Carolina Chocolate Drops: “Genuine Negro Jig”
The title isn’t a put-on, and it isn’t a red herring: Genuine Negro Jig is what it says it is– that is, genuine. Using such a phrase as an album title in 2010– the age of Obama!– may seem like an act of provocation, but it isn’t. It isn’t a statement about race and music, nor is it an irony.
Race, in fact, is never commented on here, explicitly or implicitly, and if any listener thinks it off for a trio of black musicians to be playing hillbilly mountain music in 2010, the Carolina Chocolate Drops choose to let such ignorance go unanswered. The songs here almost go out of their way to avoid answering questions of race– whatever cultural baggage comes from ethnicity or skin color isn’t commented on in any of these songs, which are mostly about lovin’ and cheatin’, universal enough as far as song topics go. The Chocolate Drops know that they belong to a long tradition of black stringband players, and they allow their membership in that tradition to speak for itself.
As with race, so with the whole of modernity; there are virtually no references, either direct or ironic, to modern times, and no concessions to contemporary recording techniques or conceptions of roots music here. This is string music the way it’s always been done– with plenty of banjo and acoustic guitar, hand percussion, fiddle, jug, kazoo. Songs full of heartbreak and humor, hard days at the farm and easy summer nights of singing and romancing. Women who have nothing but money on their minds, and men who are much the same. The raw, unadorned beauty of the human voice. (And what beauty– the group’s two men are both excellent singers, but the standout is Rhiannon Giddens, delivering just the right balance of soul and sass.)
There are, actually, a couple of modern compositions here– a sepia-tinted cover of Tom Waits’ “Trampled Rose” and a savvy bluegrass reading of Blu Cantrell’s “Hit ‘Em Up Style,” the latter’s namedrop of Neiman Marcus being the set’s only hint that it was made in 2010, not some other time in the last sixty or seventy years. Some of the songs are traditional; some are original compositions. All of them are played with down-home vigor and conviction, with no further accompaniment than what the three Drops can provide for themselves. You might say that they’re romanticizing the past, but that’s not quite it; they make this old-timey music because they believe it to have the power to speak to us still– about simplicity, about those parts of human living that are both timeless and timely, about the importance of holding on to traditions like the ones embodied here.

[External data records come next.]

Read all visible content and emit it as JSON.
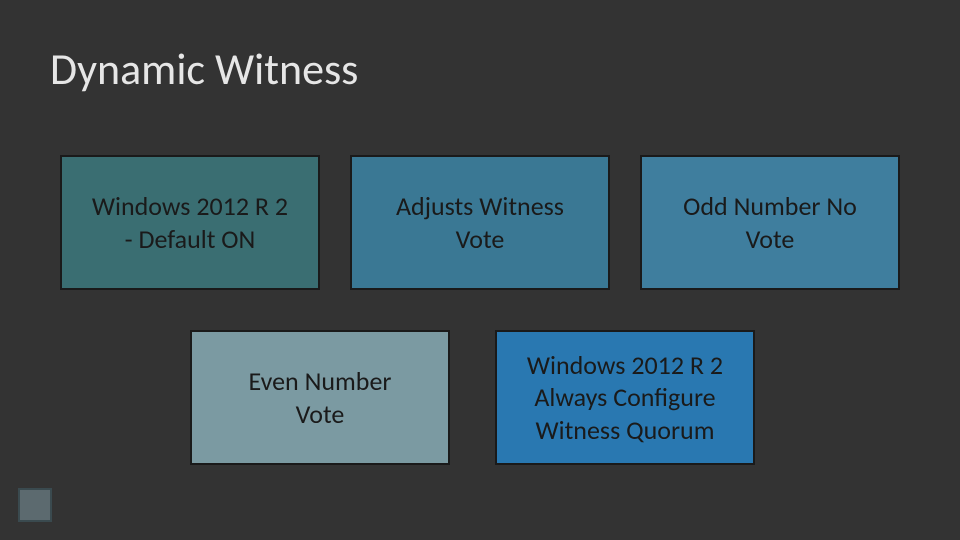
{
  "title": "Dynamic Witness",
  "boxes": {
    "b1": {
      "line1": "Windows 2012 R 2",
      "line2": "- Default ON"
    },
    "b2": {
      "line1": "Adjusts Witness",
      "line2": "Vote"
    },
    "b3": {
      "line1": "Odd Number No",
      "line2": "Vote"
    },
    "b4": {
      "line1": "Even Number",
      "line2": "Vote"
    },
    "b5": {
      "line1": "Windows 2012 R 2",
      "line2": "Always Configure",
      "line3": "Witness Quorum"
    }
  },
  "logo": ""
}
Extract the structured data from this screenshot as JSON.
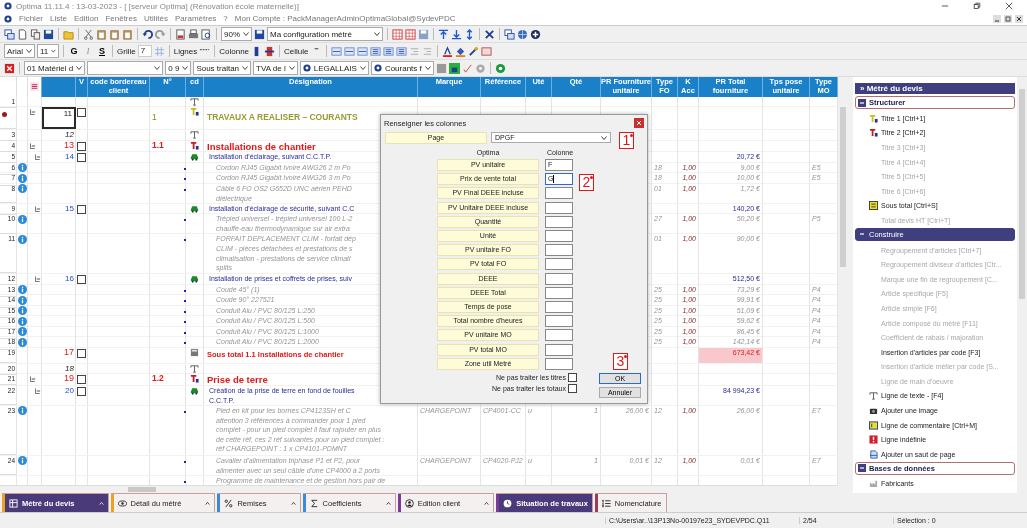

Joe Henry produced the set, and even on that level it’s fascinating: Henry tends to work more with individuals than with self-contained bands, and so this is the rare Joe Henry joint that doesn’t feature his usual cast of studio musicians. It’s almost disarming to hear a Joe Henry production absent the timekeeping of Jay Bellerose, to name but one hired hand, but Jig quickly brings in to relief what’s really at the heart of Joe Henry’s music, and the Chocolate Drops’– the kind of clarity where there’s nothing to distract from song and voice, where the innate wisdom of the words and melodies are given space to come through when we’re patient enough to sit still and listen.
What the music reveals is that some things never change: We might succumb to modern arrogance and say that this is the music of “simpler” times, but the times were certainly no less difficult, nor any less filled with strange, surprising joy. In one song the Chocolate Drops sing of the plight of a hard day’s labor, followed by the sublimity of a supper of cornbread and butter beans, followed by an evening spent making love. What part of that is antiquated, even in 2010? I dare say that old-timey music like this resonates now as much as ever– particularly given how rarefied it sounds in this present age– and in the hands of the Carolina Chocolate Drops, it’s given just the honor it deserves.